Even so, Isaac could hear the difference between his own self-instruction and the work of the pros, and knew he needed more.
“I started to really be more interested in the work that goes on into making a song,” he says. “I knew there was something that these professional engineers and professional producers were doing that was completely different from what I was doing, and I knew that something was missing there. I’m like, ‘What is it that I don’t know that I need to know to get me to the next level?’”
Isaac checked out the Art Institute of Chicago, he says, but balked at the $80,000 tuition for their audio program. “I was almost close to signing up for it until something told me, ‘Look again,’” he says. “So I did a simple Google search, and then I ended up finding Recording Connection.”
When he discovered he could be mentored in a Chicago recording studio for a fraction of the cost, Isaac was hooked.
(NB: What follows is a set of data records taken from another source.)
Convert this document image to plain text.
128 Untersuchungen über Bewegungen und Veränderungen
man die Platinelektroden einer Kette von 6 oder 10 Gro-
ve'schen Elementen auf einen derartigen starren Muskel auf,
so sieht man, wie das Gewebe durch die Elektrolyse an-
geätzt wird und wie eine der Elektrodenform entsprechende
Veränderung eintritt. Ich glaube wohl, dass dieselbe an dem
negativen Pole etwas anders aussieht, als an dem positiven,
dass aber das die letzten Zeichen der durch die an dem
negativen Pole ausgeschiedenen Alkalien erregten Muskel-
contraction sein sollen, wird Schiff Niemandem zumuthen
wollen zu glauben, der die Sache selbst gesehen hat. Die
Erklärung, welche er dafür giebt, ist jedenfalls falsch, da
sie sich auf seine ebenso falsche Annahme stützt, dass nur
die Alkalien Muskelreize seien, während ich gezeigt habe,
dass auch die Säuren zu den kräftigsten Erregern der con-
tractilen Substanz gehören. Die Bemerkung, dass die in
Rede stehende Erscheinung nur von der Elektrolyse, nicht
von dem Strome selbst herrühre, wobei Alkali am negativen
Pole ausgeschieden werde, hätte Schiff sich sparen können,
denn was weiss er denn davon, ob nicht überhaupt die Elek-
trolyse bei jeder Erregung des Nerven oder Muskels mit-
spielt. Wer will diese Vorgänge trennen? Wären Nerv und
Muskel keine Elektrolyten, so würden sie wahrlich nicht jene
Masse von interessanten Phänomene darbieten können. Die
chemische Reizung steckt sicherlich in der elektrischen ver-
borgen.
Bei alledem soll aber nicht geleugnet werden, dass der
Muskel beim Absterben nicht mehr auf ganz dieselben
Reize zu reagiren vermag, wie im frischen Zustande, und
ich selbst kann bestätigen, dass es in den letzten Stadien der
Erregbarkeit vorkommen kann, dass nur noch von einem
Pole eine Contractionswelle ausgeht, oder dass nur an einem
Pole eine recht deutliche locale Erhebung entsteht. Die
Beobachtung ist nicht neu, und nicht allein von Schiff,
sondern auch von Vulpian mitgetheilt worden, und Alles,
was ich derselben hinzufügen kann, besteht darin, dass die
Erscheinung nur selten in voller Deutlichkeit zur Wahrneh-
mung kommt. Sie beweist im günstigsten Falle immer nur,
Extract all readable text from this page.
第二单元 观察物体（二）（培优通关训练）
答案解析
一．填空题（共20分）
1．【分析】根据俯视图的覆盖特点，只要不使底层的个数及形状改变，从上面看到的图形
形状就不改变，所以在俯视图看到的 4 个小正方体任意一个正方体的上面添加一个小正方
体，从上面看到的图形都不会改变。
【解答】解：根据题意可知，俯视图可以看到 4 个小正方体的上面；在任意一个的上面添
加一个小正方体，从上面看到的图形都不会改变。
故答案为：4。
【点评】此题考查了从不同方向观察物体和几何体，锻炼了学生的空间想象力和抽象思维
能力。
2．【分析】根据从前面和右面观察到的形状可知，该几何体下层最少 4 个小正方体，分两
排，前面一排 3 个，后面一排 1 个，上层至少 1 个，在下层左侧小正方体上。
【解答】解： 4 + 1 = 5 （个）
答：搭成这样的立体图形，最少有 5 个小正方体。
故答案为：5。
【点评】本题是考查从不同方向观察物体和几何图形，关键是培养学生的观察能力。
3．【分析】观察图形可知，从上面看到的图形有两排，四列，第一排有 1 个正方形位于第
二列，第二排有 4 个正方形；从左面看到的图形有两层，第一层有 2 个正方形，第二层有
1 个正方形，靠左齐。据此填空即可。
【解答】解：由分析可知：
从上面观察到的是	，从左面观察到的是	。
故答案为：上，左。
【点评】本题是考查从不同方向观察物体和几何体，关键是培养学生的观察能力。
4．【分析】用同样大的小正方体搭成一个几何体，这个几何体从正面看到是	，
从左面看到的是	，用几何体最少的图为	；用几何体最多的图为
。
He enrolled and was placed for an externship with Joe “Dante” Delfino at Miller Street Studios in Chicago. Isaac recalls hitting off with his mentor at their first meeting.
“The day we first met up, I actually brought my mother with me, too, I guess just to give her some insight on what I was getting into,” he says. “So we walk in, and…we just basically get down to what is it I’m interested in, and what is it I’m looking to learn…He’s a great guy… definitely a professional, easy to speak to.”
Right away, Isaac says he began seeing all the gaps in his own self-training, and started to fill in those gaps: “Things like working with a patch bay,” he says, “and learning how to mix and master—for so long, I put those two… I always thought the terms mix and master was like one thing. I didn’t know there were two different processes.”
Isaac also got to sit in on a lot of sessions and watch his mentor work. “That’s a real eye-opener right there,” he says, “because you see how warm and welcoming he is with different clients, whether they’re new or returning. And the artists, they’ll record their vocals and things like that, and before they leave, they’ll hear themselves back…they all leave like so astonished at how it sounds. That’s the thing about it: every last one of them, they leave just so astounded. And then they look at me and they’re like, ‘Man, this is the guy to learn from.’”
Going through the program has not only helped Isaac step up his own game, but he also says it’s opened him up to the possibilities for a career. “Just going through the program has just really opened my eyes,” he says. “I look at everything differently….The Isaac of today is more focused, as far as the way he records, what he records and what he sees himself doing in the future, as far as career-wise, whether it be not just recording with big-name artists, but maybe going beyond that, maybe working on like a movie score or something like that.”
To Isaac, it feels like crossing a barrier into another world. “I didn’t know how much I didn’t know,” he says. “That’s the thing about it. It’s about crossing that barrier from what you don’t know to what you do know.”